На редакцию обрушился шквал писем и телеграмм. О продолжении деловито запрашивали иные политотделы, по редакционным телефонам непрестанно звонили, звонили и никому неведомые люди, и хорошо известные командиры частей, старшие офицеры.

Что делать? Как газете достойно объясниться со своими читателями?

Пришлось вмешаться высшему начальству фронта: командующему генерал-полковнику Ковалеву и члену Военного Совета генерал-лейтенанту Зимину. Разные по характеру и по культуре люди: Зимин в прошлом горьковчанин, партийный работник, начитанный интеллигент, с умом живым и насмешливым, Ковалев – кадровый офицер, с превосходным чувством юмора и глубоким знанием жизни – очень не похожие друг на друга люди, они тотчас же сошлись в решении: немедля печатать! «Отчего не печатать, – сказал Зимин, – можно бы печатать, даже если бы такого матча не было, а поелику матч был, состоялся, так и толковать не о чем».

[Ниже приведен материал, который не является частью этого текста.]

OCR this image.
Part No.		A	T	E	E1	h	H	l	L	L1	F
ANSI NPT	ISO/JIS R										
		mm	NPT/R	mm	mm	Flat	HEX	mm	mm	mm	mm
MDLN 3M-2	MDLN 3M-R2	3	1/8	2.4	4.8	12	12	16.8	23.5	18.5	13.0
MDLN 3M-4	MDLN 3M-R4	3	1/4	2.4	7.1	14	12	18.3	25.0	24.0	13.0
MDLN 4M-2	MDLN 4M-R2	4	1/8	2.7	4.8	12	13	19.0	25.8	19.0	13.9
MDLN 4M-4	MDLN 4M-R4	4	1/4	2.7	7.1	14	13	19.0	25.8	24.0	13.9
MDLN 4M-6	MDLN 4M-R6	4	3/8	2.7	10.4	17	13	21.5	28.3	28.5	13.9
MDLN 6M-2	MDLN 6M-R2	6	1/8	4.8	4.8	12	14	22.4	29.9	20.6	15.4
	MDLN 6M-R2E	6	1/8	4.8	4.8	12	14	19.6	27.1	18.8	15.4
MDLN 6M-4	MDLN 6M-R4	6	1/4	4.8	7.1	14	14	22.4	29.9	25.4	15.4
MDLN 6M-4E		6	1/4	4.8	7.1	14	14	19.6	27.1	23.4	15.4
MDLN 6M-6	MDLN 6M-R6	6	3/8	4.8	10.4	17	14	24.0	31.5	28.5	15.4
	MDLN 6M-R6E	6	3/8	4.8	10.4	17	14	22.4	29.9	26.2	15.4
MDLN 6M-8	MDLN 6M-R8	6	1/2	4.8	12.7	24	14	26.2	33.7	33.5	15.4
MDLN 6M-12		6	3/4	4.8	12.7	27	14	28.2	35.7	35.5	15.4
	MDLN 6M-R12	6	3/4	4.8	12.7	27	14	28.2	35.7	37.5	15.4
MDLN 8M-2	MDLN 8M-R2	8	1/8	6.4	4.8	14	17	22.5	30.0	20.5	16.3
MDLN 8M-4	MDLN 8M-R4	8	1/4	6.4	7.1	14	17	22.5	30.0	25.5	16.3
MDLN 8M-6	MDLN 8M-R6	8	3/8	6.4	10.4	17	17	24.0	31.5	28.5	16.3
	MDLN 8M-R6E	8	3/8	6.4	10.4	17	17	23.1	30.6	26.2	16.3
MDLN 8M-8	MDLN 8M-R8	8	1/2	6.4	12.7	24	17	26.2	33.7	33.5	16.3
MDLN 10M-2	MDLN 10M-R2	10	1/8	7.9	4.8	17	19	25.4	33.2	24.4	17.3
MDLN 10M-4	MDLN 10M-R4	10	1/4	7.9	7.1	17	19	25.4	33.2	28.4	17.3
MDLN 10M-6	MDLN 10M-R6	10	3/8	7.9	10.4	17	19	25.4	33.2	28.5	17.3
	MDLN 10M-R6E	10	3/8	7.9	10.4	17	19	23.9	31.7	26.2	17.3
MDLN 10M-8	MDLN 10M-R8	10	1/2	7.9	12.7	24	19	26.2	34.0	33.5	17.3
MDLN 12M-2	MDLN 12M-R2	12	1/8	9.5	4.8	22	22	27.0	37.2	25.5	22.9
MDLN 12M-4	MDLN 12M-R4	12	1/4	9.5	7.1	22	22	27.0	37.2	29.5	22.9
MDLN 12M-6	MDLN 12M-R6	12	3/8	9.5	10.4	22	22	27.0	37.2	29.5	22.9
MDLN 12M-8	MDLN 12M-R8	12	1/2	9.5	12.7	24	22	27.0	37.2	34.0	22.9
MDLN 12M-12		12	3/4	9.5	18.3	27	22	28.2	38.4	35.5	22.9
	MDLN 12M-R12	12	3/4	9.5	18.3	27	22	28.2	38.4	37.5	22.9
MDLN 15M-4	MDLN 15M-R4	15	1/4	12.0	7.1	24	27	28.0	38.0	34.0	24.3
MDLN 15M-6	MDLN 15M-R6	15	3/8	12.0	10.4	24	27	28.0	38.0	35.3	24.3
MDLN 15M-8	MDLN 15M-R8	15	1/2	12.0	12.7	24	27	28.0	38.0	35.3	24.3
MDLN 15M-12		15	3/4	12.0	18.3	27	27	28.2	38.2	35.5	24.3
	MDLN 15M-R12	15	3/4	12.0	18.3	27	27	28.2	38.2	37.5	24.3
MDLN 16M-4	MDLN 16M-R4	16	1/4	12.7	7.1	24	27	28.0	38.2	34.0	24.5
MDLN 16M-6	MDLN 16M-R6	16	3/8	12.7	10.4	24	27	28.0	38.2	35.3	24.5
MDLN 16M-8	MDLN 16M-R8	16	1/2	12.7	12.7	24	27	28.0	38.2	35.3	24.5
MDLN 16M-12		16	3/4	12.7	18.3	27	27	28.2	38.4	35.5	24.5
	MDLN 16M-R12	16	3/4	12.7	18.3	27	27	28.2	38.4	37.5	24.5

Газета довершила публикацию, и на том дело, к счастью, не кончилось. «Динамовцы» – слабый очерк с потугами на художественное повествование – не затерялись. Не прошло и месяца, как Комитет кинематографии, по согласованию с ГлавПУРом, вызвал меня в Москву для написания по «Динамовцам» киносценария.

Еще шла кровопролитная война, ей еще длиться больше года, еще союзники изобретательно откладывали открытие второго фронта, а подвиг футболистов набирал силу в воображении и в самой памяти людей. Его объективная, жизненная, я бы сказал вулканическая, сила искала выхода, нового осуществления.

Этой силы не укротить, не загнать в безвестие ничьей осторожности.